Sikhumbuzo Moyo, Senior Sports Reporter
DYNAMOS Football Club faces its worst crisis in history, which also threatens its very existence following revelations that the 1999 decision to register the company Dynamos Pvt Limited was done without following due process, rendering all decisions done by subsequent leadership null and void.
Even the signing of players, appointment of the Dynamos FC executive committee and any other actions done by the office bearers appointed by the leadership of the Dynamos Pvt Limited are not legally binding. According to the 1963 Dynamos constitution, the resolution to form a company in 1999 ought to have been made during a properly convened meeting of founder and life members.
Dynamos’ members are the 20 founding members and former players of the club.
“Minutes of that meeting where members would have agreed to form a company, would then have been taken to the registrar of companies but all this never happened,” said life member Uzziel Mankola.
The Dynamos Pvt Limited leadership is responsible for the appointment of the Dynamos Football Club leadership including the present one led by Kenny Mubaiwa.
A top Bulawayo lawyer said the legality of the formation of Dynamos Pvt Limited must be challenged at law first before anyone can declare the 1999 action null and void.

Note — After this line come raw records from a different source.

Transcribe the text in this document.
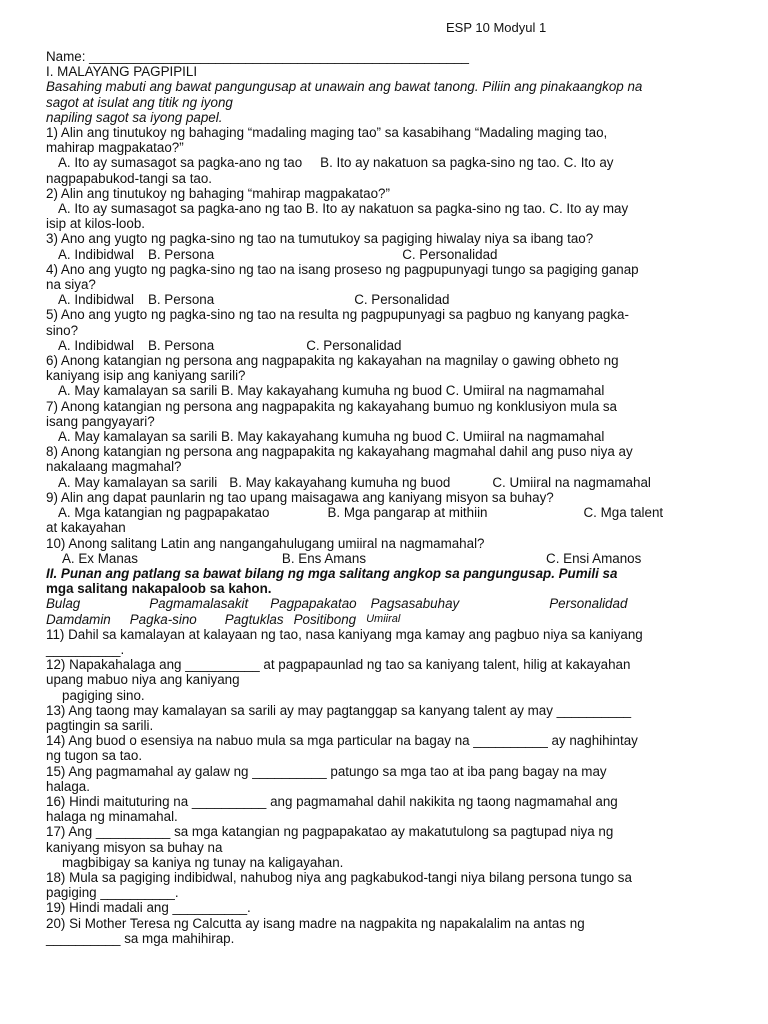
ESP 10 Modyul 1
Name: ___________________________________________________
I. MALAYANG PAGPIPILI
Basahing mabuti ang bawat pangungusap at unawain ang bawat tanong. Piliin ang pinakaangkop na
sagot at isulat ang titik ng iyong
napiling sagot sa iyong papel.
1) Alin ang tinutukoy ng bahaging “madaling maging tao” sa kasabihang “Madaling maging tao,
mahirap magpakatao?”
A. Ito ay sumasagot sa pagka-ano ng tao B. Ito ay nakatuon sa pagka-sino ng tao. C. Ito ay
nagpapabukod-tangi sa tao.
2) Alin ang tinutukoy ng bahaging “mahirap magpakatao?”
A. Ito ay sumasagot sa pagka-ano ng tao B. Ito ay nakatuon sa pagka-sino ng tao. C. Ito ay may
isip at kilos-loob.
3) Ano ang yugto ng pagka-sino ng tao na tumutukoy sa pagiging hiwalay niya sa ibang tao?
A. Indibidwal B. Persona	C. Personalidad
4) Ano ang yugto ng pagka-sino ng tao na isang proseso ng pagpupunyagi tungo sa pagiging ganap
na siya?
A. Indibidwal B. Persona	C. Personalidad
5) Ano ang yugto ng pagka-sino ng tao na resulta ng pagpupunyagi sa pagbuo ng kanyang pagka-
sino?
A. Indibidwal B. Persona	C. Personalidad
6) Anong katangian ng persona ang nagpapakita ng kakayahan na magnilay o gawing obheto ng
kaniyang isip ang kaniyang sarili?
A. May kamalayan sa sarili B. May kakayahang kumuha ng buod C. Umiiral na nagmamahal
7) Anong katangian ng persona ang nagpapakita ng kakayahang bumuo ng konklusiyon mula sa
isang pangyayari?
A. May kamalayan sa sarili B. May kakayahang kumuha ng buod C. Umiiral na nagmamahal
8) Anong katangian ng persona ang nagpapakita ng kakayahang magmahal dahil ang puso niya ay
nakalaang magmahal?
A. May kamalayan sa sarili B. May kakayahang kumuha ng buod	C. Umiiral na nagmamahal
9) Alin ang dapat paunlarin ng tao upang maisagawa ang kaniyang misyon sa buhay?
A. Mga katangian ng pagpapakatao	B. Mga pangarap at mithiin	C. Mga talent
at kakayahan
10) Anong salitang Latin ang nangangahulugang umiiral na nagmamahal?
A. Ex Manas	B. Ens Amans	C. Ensi Amanos
II. Punan ang patlang sa bawat bilang ng mga salitang angkop sa pangungusap. Pumili sa
mga salitang nakapaloob sa kahon.
Bulag	Pagmamalasakit Pagpapakatao Pagsasabuhay	Personalidad
Damdamin Pagka-sino Pagtuklas Positibong Umiiral
11) Dahil sa kamalayan at kalayaan ng tao, nasa kaniyang mga kamay ang pagbuo niya sa kaniyang
__________.
12) Napakahalaga ang __________ at pagpapaunlad ng tao sa kaniyang talent, hilig at kakayahan
upang mabuo niya ang kaniyang
pagiging sino.
13) Ang taong may kamalayan sa sarili ay may pagtanggap sa kanyang talent ay may __________
pagtingin sa sarili.
14) Ang buod o esensiya na nabuo mula sa mga particular na bagay na __________ ay naghihintay
ng tugon sa tao.
15) Ang pagmamahal ay galaw ng __________ patungo sa mga tao at iba pang bagay na may
halaga.
16) Hindi maituturing na __________ ang pagmamahal dahil nakikita ng taong nagmamahal ang
halaga ng minamahal.
17) Ang __________ sa mga katangian ng pagpapakatao ay makatutulong sa pagtupad niya ng
kaniyang misyon sa buhay na
magbibigay sa kaniya ng tunay na kaligayahan.
18) Mula sa pagiging indibidwal, nahubog niya ang pagkabukod-tangi niya bilang persona tungo sa
pagiging __________.
19) Hindi madali ang __________.
20) Si Mother Teresa ng Calcutta ay isang madre na nagpakita ng napakalalim na antas ng
__________ sa mga mahihirap.
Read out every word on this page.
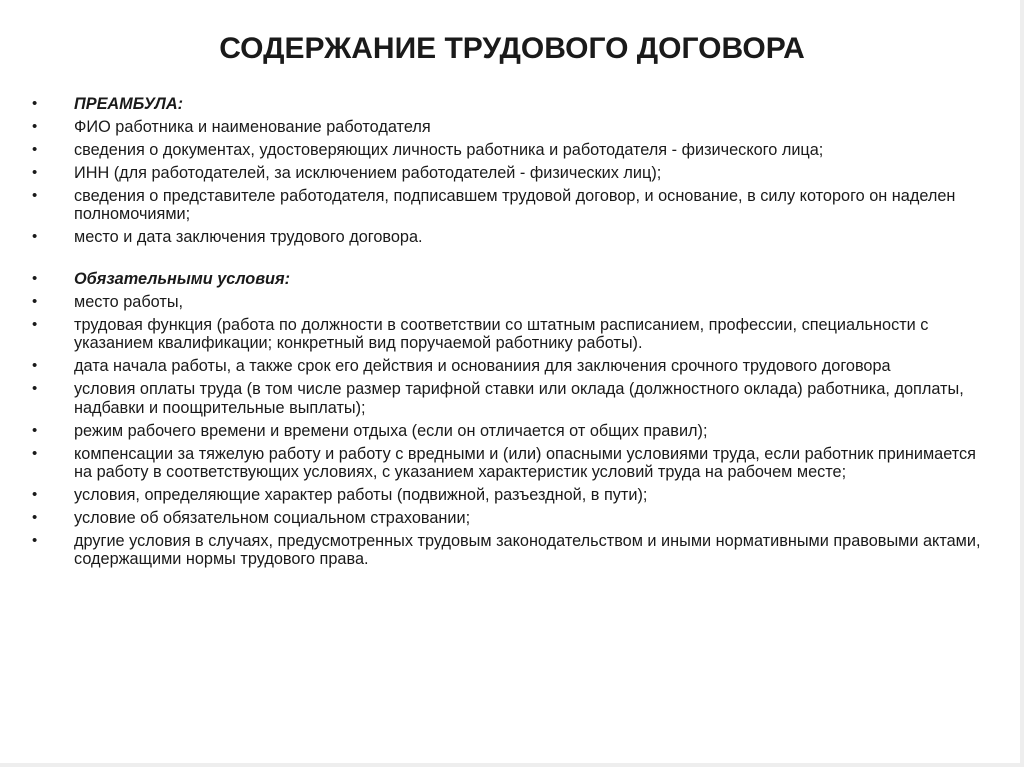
СОДЕРЖАНИЕ ТРУДОВОГО ДОГОВОРА
• ПРЕАМБУЛА:
• ФИО работника и наименование работодателя
• сведения о документах, удостоверяющих личность работника и работодателя - физического лица;
• ИНН (для работодателей, за исключением работодателей - физических лиц);
• сведения о представителе работодателя, подписавшем трудовой договор, и основание, в силу которого он наделен полномочиями;
• место и дата заключения трудового договора.
• Обязательными условия:
• место работы,
• трудовая функция (работа по должности в соответствии со штатным расписанием, профессии, специальности с указанием квалификации; конкретный вид поручаемой работнику работы).
• дата начала работы, а также срок его действия и основаниия для заключения срочного трудового договора
• условия оплаты труда (в том числе размер тарифной ставки или оклада (должностного оклада) работника, доплаты, надбавки и поощрительные выплаты);
• режим рабочего времени и времени отдыха (если он отличается от общих правил);
• компенсации за тяжелую работу и работу с вредными и (или) опасными условиями труда, если работник принимается на работу в соответствующих условиях, с указанием характеристик условий труда на рабочем месте;
• условия, определяющие характер работы (подвижной, разъездной, в пути);
• условие об обязательном социальном страховании;
• другие условия в случаях, предусмотренных трудовым законодательством и иными нормативными правовыми актами, содержащими нормы трудового права.
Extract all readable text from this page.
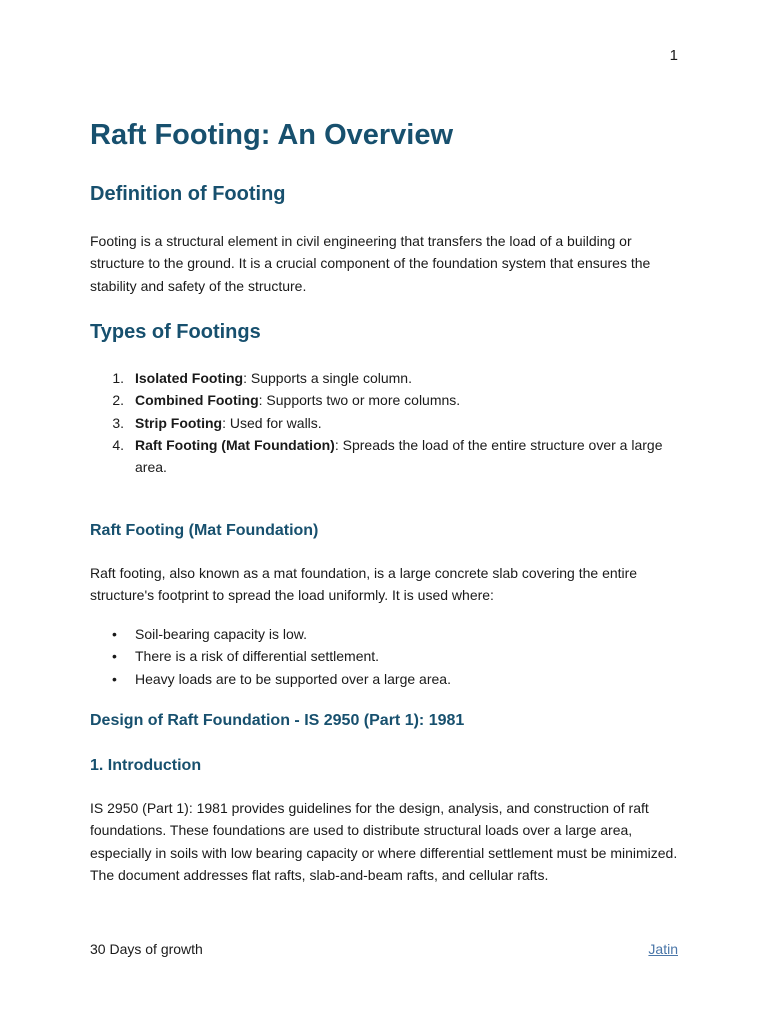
1
Raft Footing: An Overview
Definition of Footing

Footing is a structural element in civil engineering that transfers the load of a building or structure to the ground. It is a crucial component of the foundation system that ensures the stability and safety of the structure.

Types of Footings
1. Isolated Footing: Supports a single column.
2. Combined Footing: Supports two or more columns.
3. Strip Footing: Used for walls.
4. Raft Footing (Mat Foundation): Spreads the load of the entire structure over a large area.
Raft Footing (Mat Foundation)

Raft footing, also known as a mat foundation, is a large concrete slab covering the entire structure's footprint to spread the load uniformly. It is used where:

• Soil-bearing capacity is low.
• There is a risk of differential settlement.
• Heavy loads are to be supported over a large area.
Design of Raft Foundation - IS 2950 (Part 1): 1981
1. Introduction

IS 2950 (Part 1): 1981 provides guidelines for the design, analysis, and construction of raft foundations. These foundations are used to distribute structural loads over a large area, especially in soils with low bearing capacity or where differential settlement must be minimized. The document addresses flat rafts, slab-and-beam rafts, and cellular rafts.

30 Days of growth	Jatin
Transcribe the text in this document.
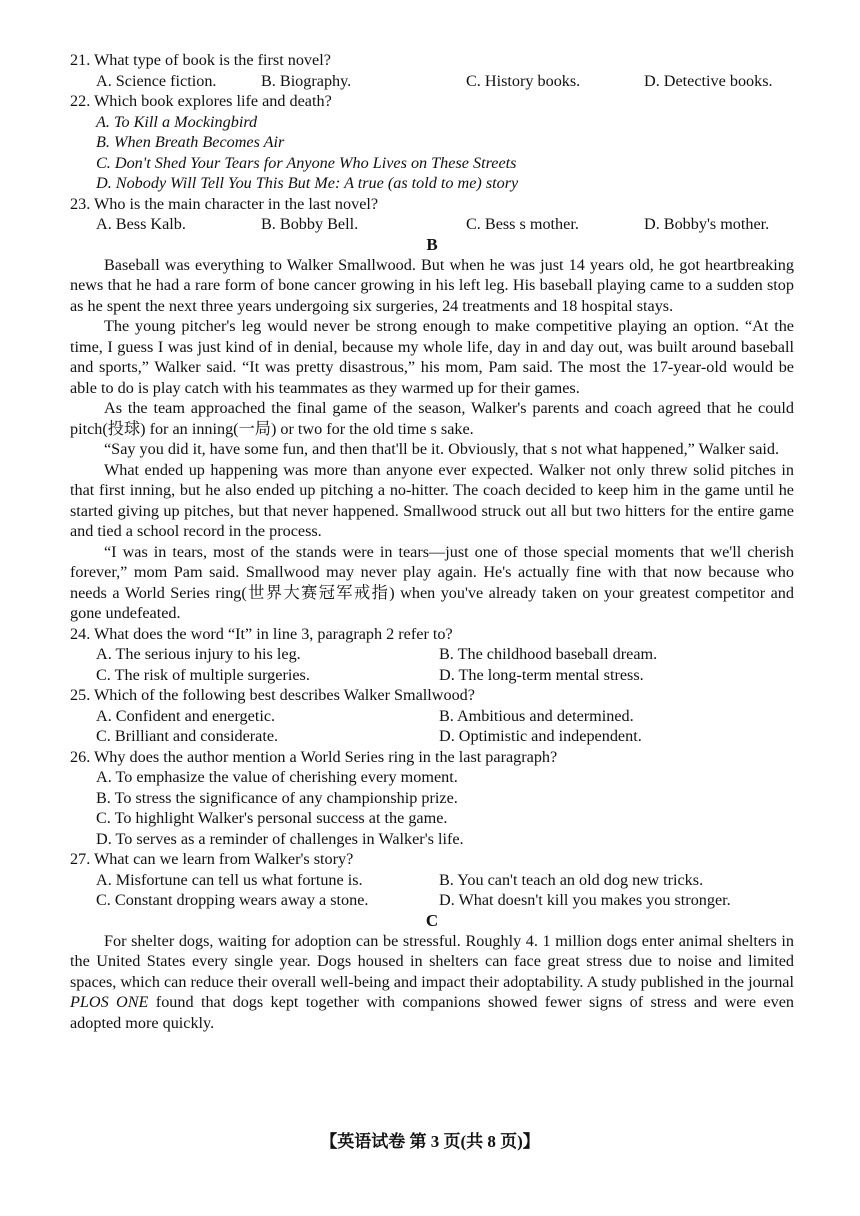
21. What type of book is the first novel?

A. Science fiction.	B. Biography.	C. History books.	D. Detective books.

22. Which book explores life and death?

A. To Kill a Mockingbird

B. When Breath Becomes Air

C. Don't Shed Your Tears for Anyone Who Lives on These Streets

D. Nobody Will Tell You This But Me: A true (as told to me) story

23. Who is the main character in the last novel?

A. Bess Kalb.	B. Bobby Bell.	C. Bess s mother.	D. Bobby's mother.

B

Baseball was everything to Walker Smallwood. But when he was just 14 years old, he got heartbreaking news that he had a rare form of bone cancer growing in his left leg. His baseball playing came to a sudden stop as he spent the next three years undergoing six surgeries, 24 treatments and 18 hospital stays.

The young pitcher's leg would never be strong enough to make competitive playing an option. “At the time, I guess I was just kind of in denial, because my whole life, day in and day out, was built around baseball and sports,” Walker said. “It was pretty disastrous,” his mom, Pam said. The most the 17-year-old would be able to do is play catch with his teammates as they warmed up for their games.

As the team approached the final game of the season, Walker's parents and coach agreed that he could pitch(投球) for an inning(一局) or two for the old time s sake.

“Say you did it, have some fun, and then that'll be it. Obviously, that s not what happened,” Walker said.

What ended up happening was more than anyone ever expected. Walker not only threw solid pitches in that first inning, but he also ended up pitching a no-hitter. The coach decided to keep him in the game until he started giving up pitches, but that never happened. Smallwood struck out all but two hitters for the entire game and tied a school record in the process.

“I was in tears, most of the stands were in tears—just one of those special moments that we'll cherish forever,” mom Pam said. Smallwood may never play again. He's actually fine with that now because who needs a World Series ring(世界大赛冠军戒指) when you've already taken on your greatest competitor and gone undefeated.

24. What does the word “It” in line 3, paragraph 2 refer to?

A. The serious injury to his leg.	B. The childhood baseball dream.
C. The risk of multiple surgeries.	D. The long-term mental stress.

25. Which of the following best describes Walker Smallwood?

A. Confident and energetic.	B. Ambitious and determined.
C. Brilliant and considerate.	D. Optimistic and independent.

26. Why does the author mention a World Series ring in the last paragraph?

A. To emphasize the value of cherishing every moment.

B. To stress the significance of any championship prize.

C. To highlight Walker's personal success at the game.

D. To serves as a reminder of challenges in Walker's life.

27. What can we learn from Walker's story?

A. Misfortune can tell us what fortune is.	B. You can't teach an old dog new tricks.
C. Constant dropping wears away a stone.	D. What doesn't kill you makes you stronger.

C

For shelter dogs, waiting for adoption can be stressful. Roughly 4. 1 million dogs enter animal shelters in the United States every single year. Dogs housed in shelters can face great stress due to noise and limited spaces, which can reduce their overall well-being and impact their adoptability. A study published in the journal PLOS ONE found that dogs kept together with companions showed fewer signs of stress and were even adopted more quickly.

【英语试卷 第 3 页(共 8 页)】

“If an order is then given that the 1999 action was illegal then a Pandora’s box would have been opened because all the decisions that would have been done from 1999 until the day of the declaration can be successfully challenged at law. You surely can’t build a castle in the air and expect it to stand, it will crumble,” said the lawyer.
Dynamos Pvt Limited was registered by the late Morrison Sifelani and Bernard Marriot who is now the chairman of the Dynamos board of directors.
In August 2006, the then Supreme Court judge, Justice Luke Malaba ruled that Dynamos must be run using the 1963 constitution.
Said Justice Malaba;
“The 1963 Dynamos Football Club constitution has not been lawfully amended and remains the only lawful constitution of the club.
‘‘The ownership and management of Dynamos Football Club shall continue in terms of the 1963 constitution until such time as it is lawfully repealed or amended.”
The 1999 move to form a company was done using the flawed 10 May 1990 constitutional amendments by an improperly convened meeting.
Reads Justice Malaba’s 2006 judgment;
“Rules of a club can be altered or added to only in accordance with the express provision of its constitution. In this case there is incontrovertible evidence of the fact that the procedure for the amendment of the constitution of the club prescribed in clause 15 by its members was not followed. It was admitted by the secretary general of Zifa in the opposing affidavit that there were persons who were not members of the club who attended and voted at the meeting of 10 May 1990.”
Justice Malaba said the members of the club had agreed in clause 15 of the 1963 constitution that a decision to amend any part of the constitution to be valid and binding on them, had to be made at an annual general meeting of founder members and former players by the chairman of the executive committee of the club by written notice served on each member entitled to attend and vote 40 days before that meeting.
“It is, in my judgment, particularly important for the stability of such a club that, when fundamental matters such as amendments or additions to the rights and liabilities of members are undertaken, there be full compliance with all the requirements of the rules to avoid occurrence of the kind of squabbles that have rocked the club.
It appears to me that, upon a construction of the provisions of clause 15 of the 1963 constitution, a meeting which was not an annual general meeting of founder members and former players, convened by an outsider like Zifa and attended by non-members of the club, was a void and unauthorised act. It would not have been a properly convened meeting for the purpose of effecting a valid amendment to the 1963 constitution. The rule is that failure to give due notice to even one member of the club who was entitled to attend and vote at the meeting renders it a mere nullity,” said Justice Malaba.